No coincidence at all it is young white males perpetrating these evils. For other folks, these realities have always been much closer to consciousness.

While mass homicide and personal suicide appear to have nothing in common, in truth, they are nearly identical. They are both solutions to problems of perception: that life is too painful to endure and that state cannot be changed. The pain is permanent and the person’s capacity to endure it unchangeable. There is no possibility the suffering will end and no possibility the person will grow to be able to encompass the pain, tolerate it.

In the first case, death is seen as an end to the suffering. In the second, that suffering is communicated in the worst possible way.

And if we want fewer suicides, fewer homicides, we can attempt to reach those ends with legislation. Forbid physician-assisted suicide. Make therapists and psychiatrists liable for the actions of their patients and clients. Make it possible to sue schools and school districts for the homicides perpetrated on their grounds the way you can sue a property owner when you slip and fall on their property.

Ban guns. Limit clip sizes. Background check gun owners.

But people who want to kill themselves can always find a way. And people who want to kill other people, well, they can always get firearms. The law has little to do with it, in the end.

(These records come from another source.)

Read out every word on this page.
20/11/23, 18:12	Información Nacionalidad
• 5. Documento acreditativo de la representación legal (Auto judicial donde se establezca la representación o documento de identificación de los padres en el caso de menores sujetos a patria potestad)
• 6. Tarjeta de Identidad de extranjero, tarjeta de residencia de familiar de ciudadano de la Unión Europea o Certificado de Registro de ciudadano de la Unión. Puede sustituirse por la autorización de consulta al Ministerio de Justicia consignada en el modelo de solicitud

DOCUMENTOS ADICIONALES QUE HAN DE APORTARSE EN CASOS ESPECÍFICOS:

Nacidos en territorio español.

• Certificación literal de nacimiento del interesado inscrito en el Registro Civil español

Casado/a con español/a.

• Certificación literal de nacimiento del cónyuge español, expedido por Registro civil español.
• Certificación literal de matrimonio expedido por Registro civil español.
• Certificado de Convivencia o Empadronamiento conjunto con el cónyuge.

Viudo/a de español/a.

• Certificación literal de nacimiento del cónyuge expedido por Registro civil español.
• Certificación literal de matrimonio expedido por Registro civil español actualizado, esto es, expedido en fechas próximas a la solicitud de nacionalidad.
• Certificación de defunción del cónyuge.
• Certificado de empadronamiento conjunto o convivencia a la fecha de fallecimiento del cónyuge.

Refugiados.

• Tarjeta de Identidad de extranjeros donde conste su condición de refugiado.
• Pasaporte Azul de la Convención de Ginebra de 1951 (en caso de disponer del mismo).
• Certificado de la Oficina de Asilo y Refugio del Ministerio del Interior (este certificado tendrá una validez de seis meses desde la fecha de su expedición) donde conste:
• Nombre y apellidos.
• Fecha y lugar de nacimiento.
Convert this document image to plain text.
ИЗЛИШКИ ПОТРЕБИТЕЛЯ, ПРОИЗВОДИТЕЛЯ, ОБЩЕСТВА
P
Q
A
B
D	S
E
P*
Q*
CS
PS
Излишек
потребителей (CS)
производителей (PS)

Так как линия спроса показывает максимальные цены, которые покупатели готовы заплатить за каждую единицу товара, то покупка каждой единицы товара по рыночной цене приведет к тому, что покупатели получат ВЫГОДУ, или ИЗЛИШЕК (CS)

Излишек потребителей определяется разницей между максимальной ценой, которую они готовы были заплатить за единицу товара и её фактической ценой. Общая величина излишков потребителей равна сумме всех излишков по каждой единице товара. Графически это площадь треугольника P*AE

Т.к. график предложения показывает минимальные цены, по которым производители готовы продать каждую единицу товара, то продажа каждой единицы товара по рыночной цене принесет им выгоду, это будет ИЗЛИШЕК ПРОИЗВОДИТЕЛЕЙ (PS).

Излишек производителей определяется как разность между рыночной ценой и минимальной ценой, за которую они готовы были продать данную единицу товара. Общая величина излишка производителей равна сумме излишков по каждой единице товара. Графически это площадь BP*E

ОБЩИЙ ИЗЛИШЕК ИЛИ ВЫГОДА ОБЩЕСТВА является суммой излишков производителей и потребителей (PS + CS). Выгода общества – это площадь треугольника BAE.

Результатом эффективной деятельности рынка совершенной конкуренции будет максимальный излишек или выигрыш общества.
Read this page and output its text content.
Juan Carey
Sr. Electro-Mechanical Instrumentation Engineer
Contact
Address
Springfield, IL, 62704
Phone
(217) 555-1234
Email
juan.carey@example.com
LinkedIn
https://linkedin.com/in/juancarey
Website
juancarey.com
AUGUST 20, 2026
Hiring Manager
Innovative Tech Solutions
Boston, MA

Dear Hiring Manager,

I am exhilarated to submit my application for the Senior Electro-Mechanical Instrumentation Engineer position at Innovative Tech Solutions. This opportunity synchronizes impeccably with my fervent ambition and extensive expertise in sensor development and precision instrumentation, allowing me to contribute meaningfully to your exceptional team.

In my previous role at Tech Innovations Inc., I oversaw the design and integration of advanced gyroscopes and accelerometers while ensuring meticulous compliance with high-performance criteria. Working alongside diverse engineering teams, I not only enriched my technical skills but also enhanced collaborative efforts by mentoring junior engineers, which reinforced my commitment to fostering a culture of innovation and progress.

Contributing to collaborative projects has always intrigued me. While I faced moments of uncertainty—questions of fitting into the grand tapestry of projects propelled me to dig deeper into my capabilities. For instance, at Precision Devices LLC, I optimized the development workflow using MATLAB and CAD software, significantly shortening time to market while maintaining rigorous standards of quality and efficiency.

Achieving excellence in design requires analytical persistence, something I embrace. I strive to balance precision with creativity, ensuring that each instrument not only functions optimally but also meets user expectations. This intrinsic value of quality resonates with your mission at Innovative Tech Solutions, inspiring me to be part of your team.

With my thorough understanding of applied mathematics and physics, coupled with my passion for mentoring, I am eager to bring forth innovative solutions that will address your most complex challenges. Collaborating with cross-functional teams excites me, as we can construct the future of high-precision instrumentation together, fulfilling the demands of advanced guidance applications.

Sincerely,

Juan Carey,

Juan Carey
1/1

If we want fewer suicides, we need more lives of meaning and engagement. If we want fewer homicides, we need the same thing. Equity if not equality. The meritocracy we claim to be: if you work hard and follow the rules, you can make good. In the richest country in the world, we can afford health care for everyone, easily, without even inconveniencing our richest citizens and without making poor people dependent weaklings. We can treat workers as valued people rather than as commodities. Make an effort to equalize educational opportunities—treat education and training as public goods rather than ways to exploit the poor.

The world of everything-for-profit creates throw-away people along with disposable containers, disposable cameras, disposable clothing… self-reliance means it’s acceptable for rich folk and especially rich white folk to wield disproportionate power while the rest of us blame ourselves for our poverty. Feel like burdens on our families when our poverty-derived illnesses become terminal because we could not afford early detection, quality treatment. Feel like drags on society when we need our daughters to take care of ourselves when a rich person could just pay someone.

In all ways we are disempowered in the modern world and it must be shocking, disgusting, revolting when we see people seek that power through violence—but at the same time that must be totally unsurprising.

Advocate for death with dignity. Go on, I support you. I believe strongly that you are right. But first, consider advocating for life with dignity.